Humility enables Compassion
Humility helps you respect the people you’re working with and see what they bring. We can’t genuinely respect them if we’re feeling superior; if we think we have all the answers.
If we have compassion for our teammates (and ourselves) we will desire to minimise their suffering.
We will want to avoid inflicting difficult merges on anyone. We will want to avoid wasting their time, or forcing them to re-work; having been surprised by our changes. The practice of Continuous Integration can come from the desire to minimise suffering in this way.
We will want those who come after us in the future to be able to understand our work—understand the important behaviour and decisions we made. We’ll want them to have the best safety net possible. Tests and living documentation such as ADRs can come from this desire.
We’d desire the next person to have the easiest possible job to change or build upon what we’ve started, regardless of their skill and knowledge. Simplicity and YAGNI can come from this desire.
Humility and compassion can drive us to be curious: what are the coding and working styles and preferences of our team mates? What’s the best way to collaborate to maximise my colleagues’ effectiveness?
Without compassion we might write code that is easiest for ourselves to understand—using our preferred idioms and style without regard for how capable the rest of the team is to engage with it.
Without humility our code might show off our cleverness.
Humility to keep things simple
To embrace simplicity we have to admit that we might be wrong about what we’ll need in the future.
Humility helps us acknowledge that we will find this harder and harder to maintain in the future. Even if we’re still part of the team. We all have limited capacity to deal with complexity.
We need humility to realise we will likely be wrong about what we’ll need in the future. We’ll have courage to try to predict our direction, but strive for the simplest possible code to support what we have now. This will make it easier for whomever must change it when we realise how we’re wrong.
Humility to value feedback
To value feedback we have to admit that we might be wrong
Why pair program if you already know what is best and have nothing to learn from others? They’ll just slow you down!
Why talk with the customer regularly to understand their needs. We’re the experts!
Why do user testing, anybody could use this!
So many tech practices are about getting feedback fast so we can iterate on code, on product, and on our team ways of working. Humility helps us accept that we can be better.
Letting design emerge from the tests with TDD requires the humility to accept that we might not have the best design already in mind. We can’t have foreseen all the interactions with the rest of the code and necessary behaviours.
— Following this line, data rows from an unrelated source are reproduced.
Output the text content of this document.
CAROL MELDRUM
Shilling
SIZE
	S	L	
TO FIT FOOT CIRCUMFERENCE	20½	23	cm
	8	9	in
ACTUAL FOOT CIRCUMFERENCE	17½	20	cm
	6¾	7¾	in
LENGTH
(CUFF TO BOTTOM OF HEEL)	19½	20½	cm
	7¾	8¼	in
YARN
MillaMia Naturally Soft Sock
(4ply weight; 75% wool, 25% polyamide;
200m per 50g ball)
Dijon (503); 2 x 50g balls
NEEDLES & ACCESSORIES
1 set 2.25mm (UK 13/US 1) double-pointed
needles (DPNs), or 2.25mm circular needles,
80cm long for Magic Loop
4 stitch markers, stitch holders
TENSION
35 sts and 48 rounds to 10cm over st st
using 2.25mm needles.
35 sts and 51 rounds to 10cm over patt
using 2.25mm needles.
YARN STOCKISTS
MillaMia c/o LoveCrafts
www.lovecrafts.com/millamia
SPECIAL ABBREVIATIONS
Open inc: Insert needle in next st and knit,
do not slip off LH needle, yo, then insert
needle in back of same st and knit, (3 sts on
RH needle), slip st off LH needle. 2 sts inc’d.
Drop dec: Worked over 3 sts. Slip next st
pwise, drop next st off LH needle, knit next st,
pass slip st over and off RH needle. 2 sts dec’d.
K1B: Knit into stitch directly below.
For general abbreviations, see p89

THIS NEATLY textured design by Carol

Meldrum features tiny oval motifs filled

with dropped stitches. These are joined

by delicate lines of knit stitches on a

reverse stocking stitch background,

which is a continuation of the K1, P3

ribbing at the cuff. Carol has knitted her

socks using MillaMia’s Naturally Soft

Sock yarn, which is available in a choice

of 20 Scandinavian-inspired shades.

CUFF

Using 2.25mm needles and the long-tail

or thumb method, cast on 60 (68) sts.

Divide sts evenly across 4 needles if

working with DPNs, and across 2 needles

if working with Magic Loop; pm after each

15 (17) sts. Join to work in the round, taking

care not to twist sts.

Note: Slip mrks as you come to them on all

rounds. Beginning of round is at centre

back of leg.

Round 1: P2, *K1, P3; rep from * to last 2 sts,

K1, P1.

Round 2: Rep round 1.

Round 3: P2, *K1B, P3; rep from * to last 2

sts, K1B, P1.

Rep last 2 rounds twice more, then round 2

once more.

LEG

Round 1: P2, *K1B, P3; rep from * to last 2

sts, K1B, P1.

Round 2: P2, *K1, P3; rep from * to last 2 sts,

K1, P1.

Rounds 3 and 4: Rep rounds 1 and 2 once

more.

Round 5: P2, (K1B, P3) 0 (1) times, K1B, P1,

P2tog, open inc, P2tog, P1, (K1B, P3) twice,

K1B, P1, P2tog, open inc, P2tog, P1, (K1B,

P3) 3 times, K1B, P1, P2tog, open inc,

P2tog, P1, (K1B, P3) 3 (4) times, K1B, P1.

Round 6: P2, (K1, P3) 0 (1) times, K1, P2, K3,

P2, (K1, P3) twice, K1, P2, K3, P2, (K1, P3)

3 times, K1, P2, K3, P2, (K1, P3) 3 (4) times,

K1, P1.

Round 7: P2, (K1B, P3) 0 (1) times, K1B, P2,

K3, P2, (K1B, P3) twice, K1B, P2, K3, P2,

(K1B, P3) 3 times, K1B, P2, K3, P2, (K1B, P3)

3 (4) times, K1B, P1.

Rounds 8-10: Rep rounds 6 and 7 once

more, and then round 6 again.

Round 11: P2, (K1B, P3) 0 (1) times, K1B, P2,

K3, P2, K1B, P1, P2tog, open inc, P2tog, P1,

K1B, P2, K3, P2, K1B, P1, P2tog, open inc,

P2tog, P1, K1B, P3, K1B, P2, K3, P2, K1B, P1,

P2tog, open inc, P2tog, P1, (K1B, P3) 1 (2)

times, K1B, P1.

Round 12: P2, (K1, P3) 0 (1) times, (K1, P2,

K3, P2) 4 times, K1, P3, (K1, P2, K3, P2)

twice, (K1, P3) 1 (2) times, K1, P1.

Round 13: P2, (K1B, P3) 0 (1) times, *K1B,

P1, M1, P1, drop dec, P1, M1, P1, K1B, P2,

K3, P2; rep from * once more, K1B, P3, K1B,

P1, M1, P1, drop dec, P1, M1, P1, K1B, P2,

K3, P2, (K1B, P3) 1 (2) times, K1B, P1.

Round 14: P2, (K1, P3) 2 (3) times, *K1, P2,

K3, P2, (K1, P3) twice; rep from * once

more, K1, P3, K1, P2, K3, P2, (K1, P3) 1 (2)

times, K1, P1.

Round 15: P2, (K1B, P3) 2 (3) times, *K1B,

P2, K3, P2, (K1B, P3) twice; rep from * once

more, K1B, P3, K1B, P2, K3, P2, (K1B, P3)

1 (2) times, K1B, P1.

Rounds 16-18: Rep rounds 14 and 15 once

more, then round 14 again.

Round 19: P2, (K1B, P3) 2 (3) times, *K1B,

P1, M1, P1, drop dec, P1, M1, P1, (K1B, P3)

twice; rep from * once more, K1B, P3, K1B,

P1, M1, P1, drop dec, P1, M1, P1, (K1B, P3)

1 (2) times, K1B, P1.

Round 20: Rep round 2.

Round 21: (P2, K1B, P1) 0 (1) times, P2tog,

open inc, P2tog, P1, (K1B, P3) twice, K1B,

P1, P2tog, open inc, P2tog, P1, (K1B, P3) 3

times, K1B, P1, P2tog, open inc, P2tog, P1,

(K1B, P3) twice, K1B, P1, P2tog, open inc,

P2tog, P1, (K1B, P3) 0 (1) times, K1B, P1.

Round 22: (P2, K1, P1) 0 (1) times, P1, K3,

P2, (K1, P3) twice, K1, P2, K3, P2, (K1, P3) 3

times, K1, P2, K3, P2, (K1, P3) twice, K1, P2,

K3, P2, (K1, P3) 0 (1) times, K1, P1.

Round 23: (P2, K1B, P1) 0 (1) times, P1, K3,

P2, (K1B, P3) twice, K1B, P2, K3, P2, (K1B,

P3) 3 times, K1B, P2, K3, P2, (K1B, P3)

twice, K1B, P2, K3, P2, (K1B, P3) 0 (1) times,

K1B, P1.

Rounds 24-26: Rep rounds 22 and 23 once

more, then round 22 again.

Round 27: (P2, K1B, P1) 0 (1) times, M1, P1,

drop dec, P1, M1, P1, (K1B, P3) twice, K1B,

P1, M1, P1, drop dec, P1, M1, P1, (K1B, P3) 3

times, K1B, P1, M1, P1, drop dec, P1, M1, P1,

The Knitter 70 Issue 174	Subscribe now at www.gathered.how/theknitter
Humility maximises blamelessness and learning opportunities. We talk about blameless post incident reviews and retrospectives: focusing on understanding and learning from things that happen. Even if we don’t outwardly blame those involved it’s easy to feel slightly superior: that there’s no way we would have made the mistake that triggered the incident. A humble participant would have more compassion for those involved. A humble participant would see that they are themselves part of the system of people that has resulted in this outcome. There is always something to learn about the consequences of our own actions and inactions.
Humility pairs well with Courage
Courage is not overconfidence. Courage is not fearlessness. Courage is being able to do something even though it might be hard or scary.
With humility we know we are fallible and may be wrong. We courageously seek out feedback to learn as early as possible.
Deploying changes to production always carries certain risk; even with safety nets like tests and canary deploys. (Delaying deploys creates even more risk).
An overconfident person might avoid deploying to production until they’re finished with a large chunk of work. After all, they know what they’re doing! Figuring out how to break it down into separately deployable chunks will take more time and be inefficient.
A fearless person might fire and forget changes into production. This is a safe change after all. Click deploy; go to the pub!
A humble person on the other hand understands they’re working with a complex system; bigger than they can fit in their head. They understand that they can’t be certain of the results of their change, no matter the precautions they’ve taken. Having courage to deploy anyway. Acting to observe reality and find out whether their fallible prediction was correct.